Little is guaranteed at this point, apart from the fact that this is likely to set off another wave of conspiracy nutjobs crying about government control, which is true, I suppose, if you’ve never before considered how society works.
(This Market Link journalist, some ten years ago, when he had less ambition and a little less regard for personal conduct, could and would have told you: “You can always tell when someone hasn’t been arrested.”)
Anyway, you can see the impacts of the looming announcement weighing on two stocks – Ampol (ASX:ALD) and Viva Energy Group (ASX:VEA) – two Australian companies heavily exposed to their servo operations.
(For overseas readers, a ‘servo’ is a service station, for Americans specifically, a gas station, despite the fact we call it petrol here and nobody drives LPG anymore.)

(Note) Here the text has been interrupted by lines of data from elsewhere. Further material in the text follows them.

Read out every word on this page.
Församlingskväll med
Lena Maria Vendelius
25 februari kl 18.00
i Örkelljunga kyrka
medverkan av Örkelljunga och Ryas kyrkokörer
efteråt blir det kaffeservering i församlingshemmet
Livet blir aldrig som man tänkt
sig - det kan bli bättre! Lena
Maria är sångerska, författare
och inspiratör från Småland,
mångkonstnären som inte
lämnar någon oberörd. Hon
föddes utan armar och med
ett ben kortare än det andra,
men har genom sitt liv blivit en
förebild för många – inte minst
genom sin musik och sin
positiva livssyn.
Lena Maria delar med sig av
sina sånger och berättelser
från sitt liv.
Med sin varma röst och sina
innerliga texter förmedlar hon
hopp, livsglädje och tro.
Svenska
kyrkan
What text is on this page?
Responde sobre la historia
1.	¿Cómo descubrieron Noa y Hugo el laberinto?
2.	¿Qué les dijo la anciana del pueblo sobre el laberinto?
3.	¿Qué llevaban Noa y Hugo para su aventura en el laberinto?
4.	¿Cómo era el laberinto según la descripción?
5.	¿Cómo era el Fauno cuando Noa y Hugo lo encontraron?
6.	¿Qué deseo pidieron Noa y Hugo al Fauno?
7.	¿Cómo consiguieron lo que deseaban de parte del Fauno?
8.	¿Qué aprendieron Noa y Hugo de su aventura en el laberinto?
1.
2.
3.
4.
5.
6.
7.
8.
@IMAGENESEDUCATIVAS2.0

At any rate, at the time of writing, Ampol was down eight-tenths of a percent at $2.55/sh while Viva was red in similar territory. Still, as I said today on The ASX Today, we can see over at Woodside (ASX:WDS) that a significant decline in Brent prices hasn’t rattled sentiment too much; indeed, Brent remains over US$100/bbl.
And as for Ampol, it’s still up over 40% this month alone. That’s on the back of fuel prices, and that they haven’t declined any larger in line with a drop in Brent on Tuesday also suggests – against my thesis – that the market mightn’t be too concerned about what comes out of Albanese’s mouth this evening.
The real question is, if the government wants to ration fuel meaningfully, it will need to enforce consumption limits. That’s the big key here, but without an insider source or crystal ball, we’ll just have to wait.
By the way: per one popular AI dashboard doing the rounds right now – I can’t be too entirely aware of where it’s sourcing data from – we’ve got about 33 days left of diesel.